Gone to the dogs

Concern over fate of hunting dogs if hunting is banned in UK

source: Justine Hankins
Guardian Weekend May 11 2002 p71

There is concern about the fate of hunting dogs if the government bans hunting throughout the UK., where there are some 20,000 pack hounds, bassets, beagles, harriers, and above all foxhounds. The RSPCA argues that hunts should control breeding, in case a ban comes into effect, while Vets for Hunting, a pro-hunting organization, foresees a ‘wholesale slaughter’. The RSPCA favours drag hunting, but hunts tend to oppose this.

A ban on hunting will be effective in Scotland from Aug 2002, and there are around 800 working hunting dogs in Scotland. Hunters claim that supporters of foxes will force them to kill their dogs. The SSPCA argues that hunts should take responsibility for their dogs, and it will only take on hunting dogs in an emergency.

The League Against Cruel Sports argues that dogs can suffer during hunts, for example being hurt on roads, or electrocuted when they cross railway lines. The Countryside Alliance claims that hunts aim to avoid such accidents. The Countryside Alliance’s own figures also give an estimate of some 3,000 hounds put down prematurely every year, and a spokesman states that hounds are kept while they are active and happy in a pack. Some older dogs can mentor young pups, but it is common for a dog to be put down following a six or seven year career as a hunter, according to a government inquiry.

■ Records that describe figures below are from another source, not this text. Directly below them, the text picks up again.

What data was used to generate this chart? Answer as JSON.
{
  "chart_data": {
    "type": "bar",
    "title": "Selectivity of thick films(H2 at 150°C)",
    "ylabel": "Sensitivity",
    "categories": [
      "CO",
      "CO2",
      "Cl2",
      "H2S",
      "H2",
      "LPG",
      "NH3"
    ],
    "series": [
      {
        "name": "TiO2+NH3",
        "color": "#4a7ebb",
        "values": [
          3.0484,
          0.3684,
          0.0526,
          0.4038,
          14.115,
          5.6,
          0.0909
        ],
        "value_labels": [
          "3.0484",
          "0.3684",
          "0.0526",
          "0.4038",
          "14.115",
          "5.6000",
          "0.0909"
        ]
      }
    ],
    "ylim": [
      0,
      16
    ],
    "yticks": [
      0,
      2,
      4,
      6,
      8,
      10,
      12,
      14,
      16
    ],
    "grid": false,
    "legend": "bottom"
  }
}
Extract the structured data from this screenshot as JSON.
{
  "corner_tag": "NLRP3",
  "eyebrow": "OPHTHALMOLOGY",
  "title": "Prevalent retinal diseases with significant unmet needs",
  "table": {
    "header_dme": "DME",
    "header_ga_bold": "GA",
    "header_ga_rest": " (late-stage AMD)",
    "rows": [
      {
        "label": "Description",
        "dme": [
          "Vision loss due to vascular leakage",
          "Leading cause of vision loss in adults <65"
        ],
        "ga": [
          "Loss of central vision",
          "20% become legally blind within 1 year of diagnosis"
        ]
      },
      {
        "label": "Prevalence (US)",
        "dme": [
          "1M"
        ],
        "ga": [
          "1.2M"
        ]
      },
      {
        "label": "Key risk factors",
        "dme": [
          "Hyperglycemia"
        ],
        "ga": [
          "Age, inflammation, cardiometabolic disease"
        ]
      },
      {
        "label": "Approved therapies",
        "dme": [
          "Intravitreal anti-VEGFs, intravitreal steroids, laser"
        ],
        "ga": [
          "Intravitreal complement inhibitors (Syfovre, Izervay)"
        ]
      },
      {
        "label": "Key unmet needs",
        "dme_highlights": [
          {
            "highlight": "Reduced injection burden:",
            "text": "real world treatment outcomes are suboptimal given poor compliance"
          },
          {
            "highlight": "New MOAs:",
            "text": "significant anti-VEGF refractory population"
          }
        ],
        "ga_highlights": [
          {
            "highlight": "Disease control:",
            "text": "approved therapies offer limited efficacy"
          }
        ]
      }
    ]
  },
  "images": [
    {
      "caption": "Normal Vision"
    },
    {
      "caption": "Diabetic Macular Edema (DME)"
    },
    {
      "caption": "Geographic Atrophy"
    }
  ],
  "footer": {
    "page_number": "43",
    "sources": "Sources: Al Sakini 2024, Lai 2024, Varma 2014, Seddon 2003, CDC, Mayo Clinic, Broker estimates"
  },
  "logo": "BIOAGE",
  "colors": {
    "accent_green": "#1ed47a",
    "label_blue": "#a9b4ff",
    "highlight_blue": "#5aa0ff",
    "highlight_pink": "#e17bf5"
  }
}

Rehoming hounds has been debated. The National Canine Defence League is unsure whether foxhounds, used to living as packs in kennels and not housetrained, can become pets, though there have been successes with beagles. The League Against Cruel Sports does, however, see a future for foxhounds as pets, if owners can be found with enough patience and space. Even so, 20,000 hounds are a lot to rehome.